La sconfitta candidata presidente Marcozzi si è immediatamente posizionata, dopo le scalcagnate apparizioni e le sconfitte consecutive per le elezioni abruzzesi, per far notare a Conte, presidente dimissionario con discorso accusatorio al seguito e sorrisi di Di Maio al fianco nel tripudio del grillismo parlamentare che applaudiva ossessivamente al suo stesso fallimento, perché proprio non si rendono conto di niente, che lei era al suo fianco.
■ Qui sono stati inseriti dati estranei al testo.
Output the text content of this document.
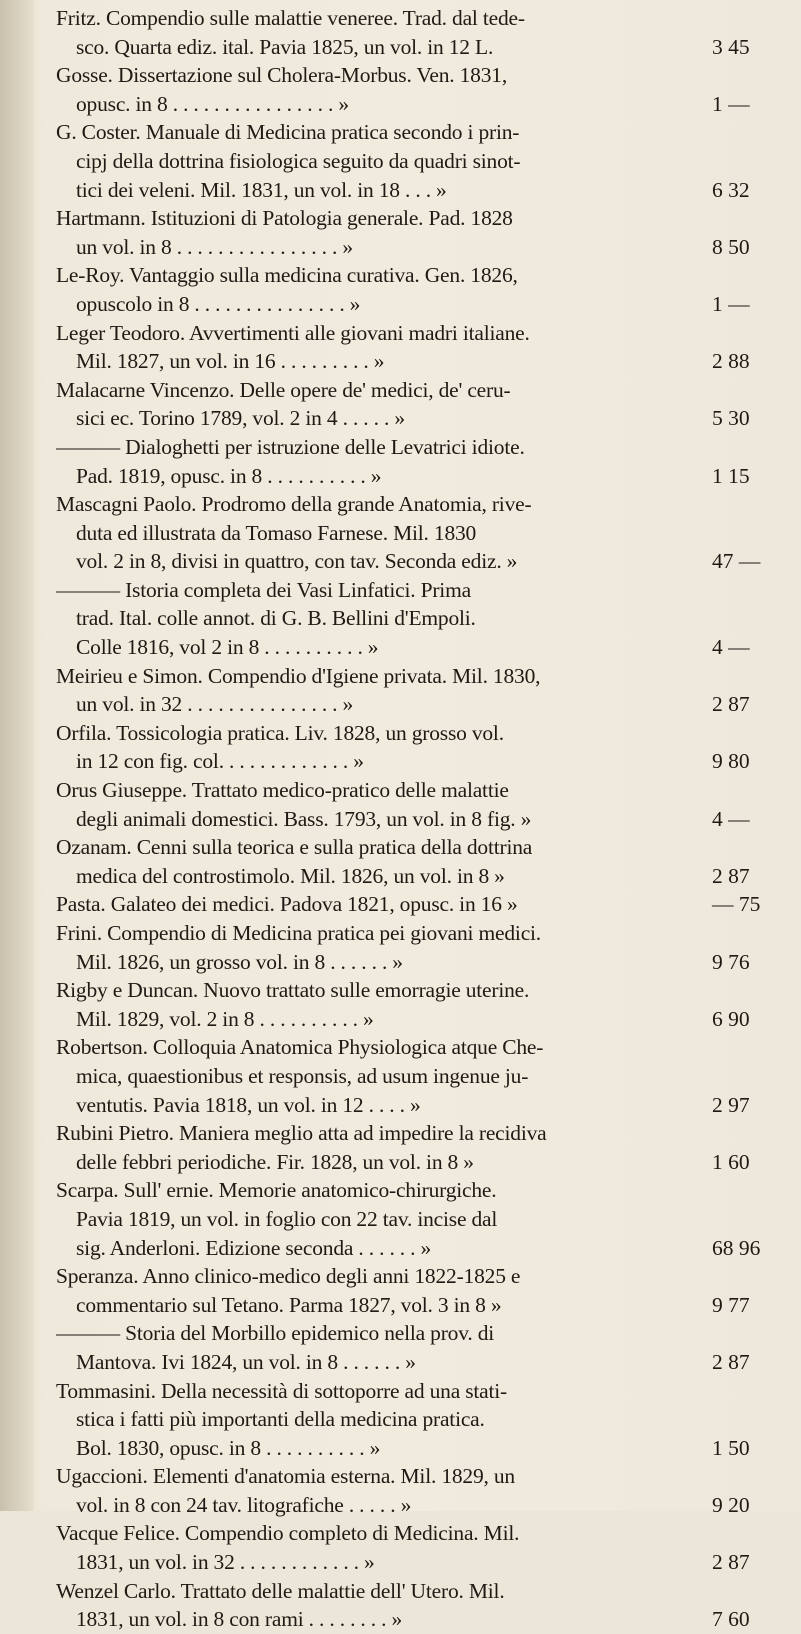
Fritz. Compendio sulle malattie veneree. Trad. dal tede-
sco. Quarta ediz. ital. Pavia 1825, un vol. in 12 L.	3 45
Gosse. Dissertazione sul Cholera-Morbus. Ven. 1831,
opusc. in 8 . . . . . . . . . . . . . . . . »	1 —
G. Coster. Manuale di Medicina pratica secondo i prin-
cipj della dottrina fisiologica seguito da quadri sinot-
tici dei veleni. Mil. 1831, un vol. in 18 . . . »	6 32
Hartmann. Istituzioni di Patologia generale. Pad. 1828
un vol. in 8 . . . . . . . . . . . . . . . . »	8 50
Le-Roy. Vantaggio sulla medicina curativa. Gen. 1826,
opuscolo in 8 . . . . . . . . . . . . . . . »	1 —
Leger Teodoro. Avvertimenti alle giovani madri italiane.
Mil. 1827, un vol. in 16 . . . . . . . . . »	2 88
Malacarne Vincenzo. Delle opere de' medici, de' ceru-
sici ec. Torino 1789, vol. 2 in 4 . . . . . »	5 30
——— Dialoghetti per istruzione delle Levatrici idiote.
Pad. 1819, opusc. in 8 . . . . . . . . . . »	1 15
Mascagni Paolo. Prodromo della grande Anatomia, rive-
duta ed illustrata da Tomaso Farnese. Mil. 1830
vol. 2 in 8, divisi in quattro, con tav. Seconda ediz. »	47 —
——— Istoria completa dei Vasi Linfatici. Prima
trad. Ital. colle annot. di G. B. Bellini d'Empoli.
Colle 1816, vol 2 in 8 . . . . . . . . . . »	4 —
Meirieu e Simon. Compendio d'Igiene privata. Mil. 1830,
un vol. in 32 . . . . . . . . . . . . . . . »	2 87
Orfila. Tossicologia pratica. Liv. 1828, un grosso vol.
in 12 con fig. col. . . . . . . . . . . . . »	9 80
Orus Giuseppe. Trattato medico-pratico delle malattie
degli animali domestici. Bass. 1793, un vol. in 8 fig. »	4 —
Ozanam. Cenni sulla teorica e sulla pratica della dottrina
medica del controstimolo. Mil. 1826, un vol. in 8 »	2 87
Pasta. Galateo dei medici. Padova 1821, opusc. in 16 »	— 75
Frini. Compendio di Medicina pratica pei giovani medici.
Mil. 1826, un grosso vol. in 8 . . . . . . »	9 76
Rigby e Duncan. Nuovo trattato sulle emorragie uterine.
Mil. 1829, vol. 2 in 8 . . . . . . . . . . »	6 90
Robertson. Colloquia Anatomica Physiologica atque Che-
mica, quaestionibus et responsis, ad usum ingenue ju-
ventutis. Pavia 1818, un vol. in 12 . . . . »	2 97
Rubini Pietro. Maniera meglio atta ad impedire la recidiva
delle febbri periodiche. Fir. 1828, un vol. in 8 »	1 60
Scarpa. Sull' ernie. Memorie anatomico-chirurgiche.
Pavia 1819, un vol. in foglio con 22 tav. incise dal
sig. Anderloni. Edizione seconda . . . . . . »	68 96
Speranza. Anno clinico-medico degli anni 1822-1825 e
commentario sul Tetano. Parma 1827, vol. 3 in 8 »	9 77
——— Storia del Morbillo epidemico nella prov. di
Mantova. Ivi 1824, un vol. in 8 . . . . . . »	2 87
Tommasini. Della necessità di sottoporre ad una stati-
stica i fatti più importanti della medicina pratica.
Bol. 1830, opusc. in 8 . . . . . . . . . . »	1 50
Ugaccioni. Elementi d'anatomia esterna. Mil. 1829, un
vol. in 8 con 24 tav. litografiche . . . . . »	9 20
Vacque Felice. Compendio completo di Medicina. Mil.
1831, un vol. in 32 . . . . . . . . . . . . »	2 87
Wenzel Carlo. Trattato delle malattie dell' Utero. Mil.
1831, un vol. in 8 con rami . . . . . . . . »	7 60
Ché del doman non v’è certezza.

Mazza ha così celebrato la più che scontata caduta di un governo inesistente, celebrando – repetita juvant – la figura del presidente del Consiglio che ha scoperto al momento delle dimissioni da quale razza malvagia fosse stato partorito il suo alleato di governo, quell’alleato che ha svuotato – lo ha svuotato: Marcozzi se ne accorga – il M5S del 25% dei voti che la congrega di cittadini impreparati messa in piedi dalla ditta Grillo-Casaleggio si era guadagnata con le sue promesse impraticabili in cinque anni di fake news e campagna elettorale continua.
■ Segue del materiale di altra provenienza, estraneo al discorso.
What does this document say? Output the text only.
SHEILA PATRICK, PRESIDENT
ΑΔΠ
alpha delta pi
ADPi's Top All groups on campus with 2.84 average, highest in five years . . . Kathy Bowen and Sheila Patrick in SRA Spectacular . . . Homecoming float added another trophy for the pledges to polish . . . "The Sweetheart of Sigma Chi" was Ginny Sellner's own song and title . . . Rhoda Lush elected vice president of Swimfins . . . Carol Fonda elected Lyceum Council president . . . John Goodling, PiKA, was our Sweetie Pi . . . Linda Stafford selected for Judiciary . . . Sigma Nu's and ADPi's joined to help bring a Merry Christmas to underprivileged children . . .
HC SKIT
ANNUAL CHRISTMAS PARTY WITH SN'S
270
Celebrando il Capo celebriamo noi stessi, anche qui la Lega insegna, e non si sa mai che mettendosi in prima fila tra i celebranti al celebrato non venga, in un raro rigurgito di umana riconoscenza, l’idea di candidarmi per una poltroncina da una parte o dall’altra da un partitino all’altro.

Parliamo delle umane ambizioni, spesso cieche, che certamente non collimano con quelle di Marcozzi che per noi ha soltanto un difetto: quello di avere postato una roba che non stava né in cielo né in terra e di avere poi pubblicato un nuovo post, correttivo del precedente, con la pretesa di essere anche sagace.

Di questo l’Italia ha bisogno: di aspiranti governanti che non sappiano nemmeno di cosa stanno parlando e poi escano dall’imbarazzo con una battuta, guadagnandosi il plauso dei dementi da social, altro che di gente che sappia governare, far di conto, conosca il funzionamento delle istituzioni, come si scrivono le leggi e come votarle. Al di là della propaganda.